At baseline in the tamsulosin group, mean supine blood pressure level was 143.9/85.7 mm Hg and mean standing blood pressure level was 141/88 mm Hg. At the end, there was no significant reduction of mean blood pressure levels in the tamsulosin group (-0.9 mmHg for supine and standing systolic blood pressure and +0.3 and -1.8 mmHg for supine and standing diastolic blood pressure). In the alfuzosin group, mean baseline supine blood pressure level was 146.1/88.5 mm Hg, and mean baseline standing blood pressure level was 142.9/88.6 mm Hg. A significant change from baseline in supine and standing systolic blood pressure level of-5.3 and -3.6 mm Hg, respectively, and in supine and standing diastolic blood pressure level of -3.6 and -4.5 mmHg, respectively, were observed. Differences between the groups were 4.4 mmHg for systolic and 2.7 to 3.9 mmHg for diastolic blood pressure level at end point (P≤.05). The authors did not explain whether these differences had an effect on symptoms.

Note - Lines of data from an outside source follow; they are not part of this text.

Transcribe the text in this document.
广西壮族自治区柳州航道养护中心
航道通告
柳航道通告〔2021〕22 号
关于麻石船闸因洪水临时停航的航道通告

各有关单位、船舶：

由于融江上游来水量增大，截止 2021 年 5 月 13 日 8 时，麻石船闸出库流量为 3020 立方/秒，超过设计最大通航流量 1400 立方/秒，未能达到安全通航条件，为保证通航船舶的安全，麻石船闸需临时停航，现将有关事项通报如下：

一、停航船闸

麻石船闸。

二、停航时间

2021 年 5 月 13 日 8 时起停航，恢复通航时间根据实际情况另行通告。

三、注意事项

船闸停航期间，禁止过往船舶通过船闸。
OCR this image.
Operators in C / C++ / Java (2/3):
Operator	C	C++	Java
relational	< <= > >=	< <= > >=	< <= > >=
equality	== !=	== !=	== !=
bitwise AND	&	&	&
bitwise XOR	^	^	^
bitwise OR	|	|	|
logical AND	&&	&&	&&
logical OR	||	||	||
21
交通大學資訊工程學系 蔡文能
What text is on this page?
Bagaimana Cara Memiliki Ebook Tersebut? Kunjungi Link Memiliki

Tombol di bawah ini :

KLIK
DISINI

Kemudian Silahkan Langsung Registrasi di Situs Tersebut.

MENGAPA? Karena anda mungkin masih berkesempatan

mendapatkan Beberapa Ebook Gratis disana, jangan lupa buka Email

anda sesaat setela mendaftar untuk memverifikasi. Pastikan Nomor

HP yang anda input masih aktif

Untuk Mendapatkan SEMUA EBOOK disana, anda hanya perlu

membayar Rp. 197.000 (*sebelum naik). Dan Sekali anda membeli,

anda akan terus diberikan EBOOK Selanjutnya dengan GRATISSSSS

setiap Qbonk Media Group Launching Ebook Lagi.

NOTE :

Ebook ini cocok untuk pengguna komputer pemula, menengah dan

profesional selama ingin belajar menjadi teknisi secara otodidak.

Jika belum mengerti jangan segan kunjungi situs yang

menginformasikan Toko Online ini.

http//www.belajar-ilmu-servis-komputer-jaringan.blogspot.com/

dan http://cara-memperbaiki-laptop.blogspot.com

Subgroup analysis showed that patients aged 65 or older (n=57) in the alfuzosin group experienced larger blood pressure level reductions than patients that age (n = 59) in the tamsulosin group. Changes of-0.1 to -1.0 in systolic and +0.6 to -0.8 in diastolic pressure levels were seen in the tamsulosin group; changes of -8.6 to -9.7 mmHg (systolic) and -5.4 and -6.2 mmHg (diastolic) were seen in the alfuzosin group. Differences in mean blood pressure levels from baseline to end point between the treatment groups were almost 9 mm Hg (systolic) and 5 mm Hg (diastolic) (P= .016). Normotensive patients in the alfuzosin group had greater supine blood pressure level reductions than those in the tamsulosin group (P=.029). Again, the authors did not elaborate whether these differences were in symptoms. No significant differences between the two treatment arms could be observed in patients younger than 65 years (n= 131) or in hypertensive patients (n=59).

Analysis of methodology

The study was well designed, but the omission of use ful information made it difficult to interpret and apply the results to a specific patient population. For example, patients’ baseline characteristics were not reported, and the lifestyle questionnaire was not described. Also, the exact onset of action of tamsulosin (Flomax) could not be determined because the first follow-up visit was 2 weeks after initiation of treatment. Finally, measuring patients’ and their partners’ satisfaction would have been helpful for using the results in the context of clinical practice.